ZIP, RAR files are a possible solution, but they could display file-names and folders even without password. There are many limitations like: you cannot protect big files, you cannot use applications. They could encrypt data to temp folder.
The only solution here is to use totally Encrypted Drives like IronKey or Rohos Disk Browser with file virtualization feature.
So the hidden/encrypted volume should work like a real Windows volume.
Portable launcher that prompts for the password
In most cases users also don’t want to advertise the Security Tool they used to protect their data. If you know what tool was used, most probably you can find out the fact of encrypted data existence and where it could be (for TC just search for an any X GB file).
The ideal Security Tool should be :
1) Portable, so you can run it from any palace to open access to the secret volume.
2) many are also expected to use functionality like – Create (new secret volume, or encrypt file\folder) and Manage (change password, repair files) it in a portable mode.
2) ‘skin-able’ application (some users even want to hide Security Tool itself under a regular app or file)
Here under ‘Portable’ most users expect this tool can work on any OS (Windows, Mac, Linux) and even without having Admin rights (suppose to work from Internet café or guest PC in a library).
Users want to be able to quickly lock and close the Encrypted Volume. Some paranoiac users also want to be able to destroy all sensitive data by a single click.
Users want to have a second password that opens ‘Another’ files (specially created beforehand). There are many situations where you cannot refuse to reveal your secret data (for example, due to your company order).
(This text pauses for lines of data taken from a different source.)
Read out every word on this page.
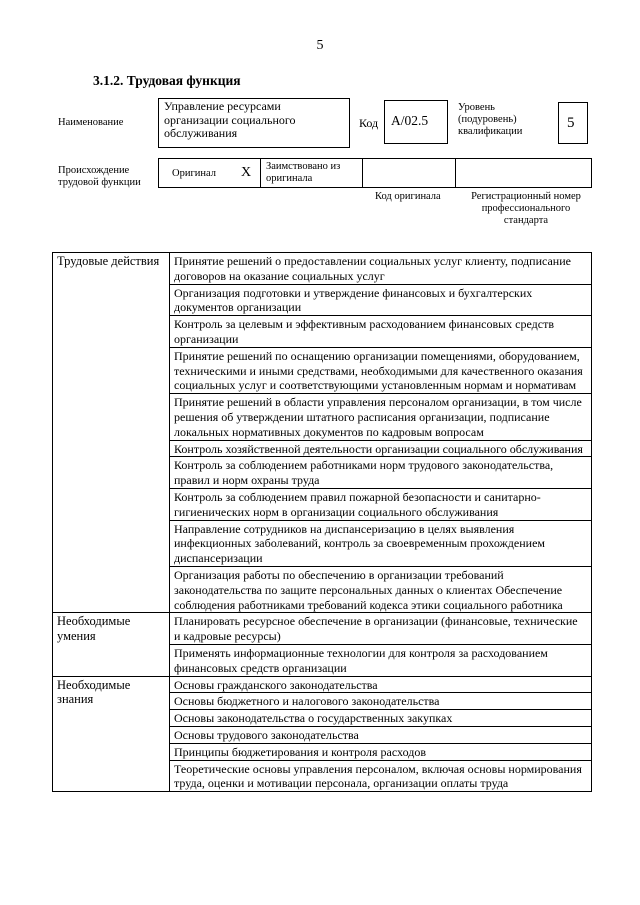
5
3.1.2. Трудовая функция
Наименование
Управление ресурсами организации социального обслуживания
Код A/02.5
Уровень (подуровень) квалификации
5
Происхождение трудовой функции
Оригинал X Заимствовано из оригинала
Код оригинала	Регистрационный номер профессионального стандарта
Трудовые действия	Принятие решений о предоставлении социальных услуг клиенту, подписание договоров на оказание социальных услуг
	Организация подготовки и утверждение финансовых и бухгалтерских документов организации
	Контроль за целевым и эффективным расходованием финансовых средств организации
	Принятие решений по оснащению организации помещениями, оборудованием, техническими и иными средствами, необходимыми для качественного оказания социальных услуг и соответствующими установленным нормам и нормативам
	Принятие решений в области управления персоналом организации, в том числе решения об утверждении штатного расписания организации, подписание локальных нормативных документов по кадровым вопросам
	Контроль хозяйственной деятельности организации социального обслуживания
	Контроль за соблюдением работниками норм трудового законодательства, правил и норм охраны труда
	Контроль за соблюдением правил пожарной безопасности и санитарно-гигиенических норм в организации социального обслуживания
	Направление сотрудников на диспансеризацию в целях выявления инфекционных заболеваний, контроль за своевременным прохождением диспансеризации
	Организация работы по обеспечению в организации требований законодательства по защите персональных данных о клиентах Обеспечение соблюдения работниками требований кодекса этики социального работника
Необходимые умения	Планировать ресурсное обеспечение в организации (финансовые, технические и кадровые ресурсы)
	Применять информационные технологии для контроля за расходованием финансовых средств организации
Необходимые знания	Основы гражданского законодательства
	Основы бюджетного и налогового законодательства
	Основы законодательства о государственных закупках
	Основы трудового законодательства
	Принципы бюджетирования и контроля расходов
	Теоретические основы управления персоналом, включая основы нормирования труда, оценки и мотивации персонала, организации оплаты труда
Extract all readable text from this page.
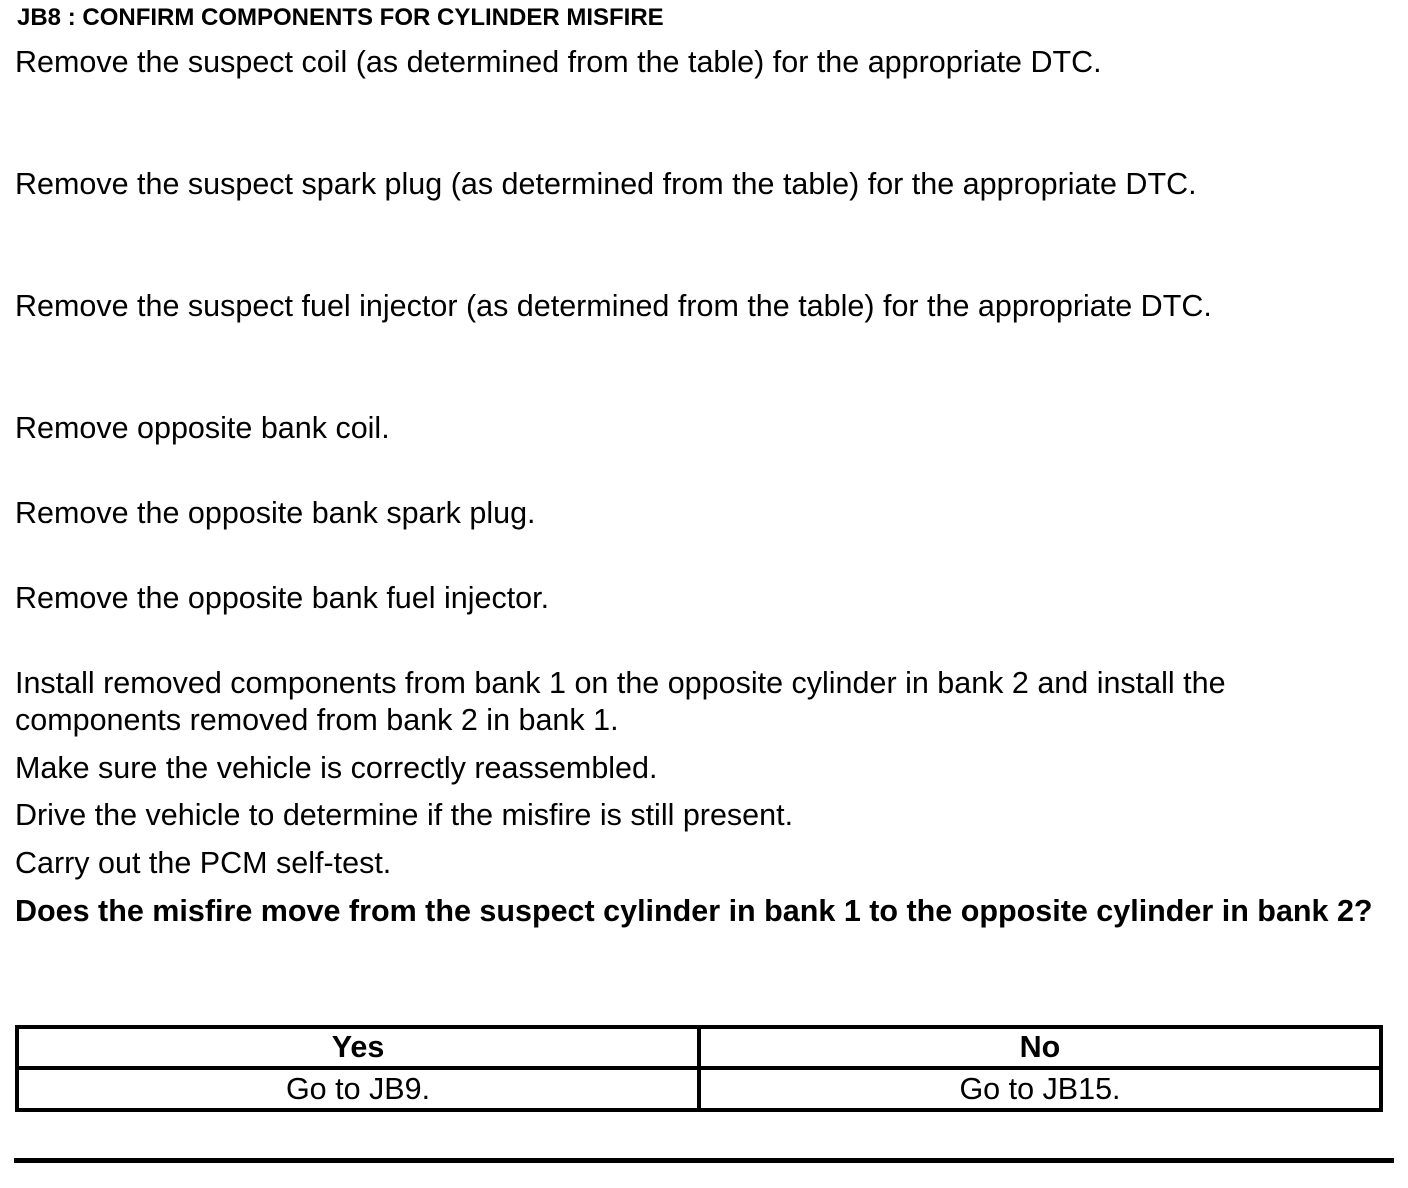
JB8 : CONFIRM COMPONENTS FOR CYLINDER MISFIRE
Remove the suspect coil (as determined from the table) for the appropriate DTC.
Remove the suspect spark plug (as determined from the table) for the appropriate DTC.
Remove the suspect fuel injector (as determined from the table) for the appropriate DTC.
Remove opposite bank coil.
Remove the opposite bank spark plug.
Remove the opposite bank fuel injector.
Install removed components from bank 1 on the opposite cylinder in bank 2 and install the
components removed from bank 2 in bank 1.
Make sure the vehicle is correctly reassembled.
Drive the vehicle to determine if the misfire is still present.
Carry out the PCM self-test.
Does the misfire move from the suspect cylinder in bank 1 to the opposite cylinder in bank 2?
Yes	No
Go to JB9.	Go to JB15.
In this case instead of entering a real password you can enter ‘Second’ password that will be accepted also.
This feature also called plausible deniability. It saves you from revealing your actual sensitive data and making to believe you have actually nothing important (illegal) in your protected volume.
So as we see now the plain USB flash drives are preferable portable media for keeping data among the users. Almost all users want to have :
- Open Device – non-encrypted USB flash drive or something without any password protection. They don’t want to show that they have any secrets inside.
- Ability to use hidden and protected (password + encryption) place inside the Open Device with 2 passwords that works like ordinary volume.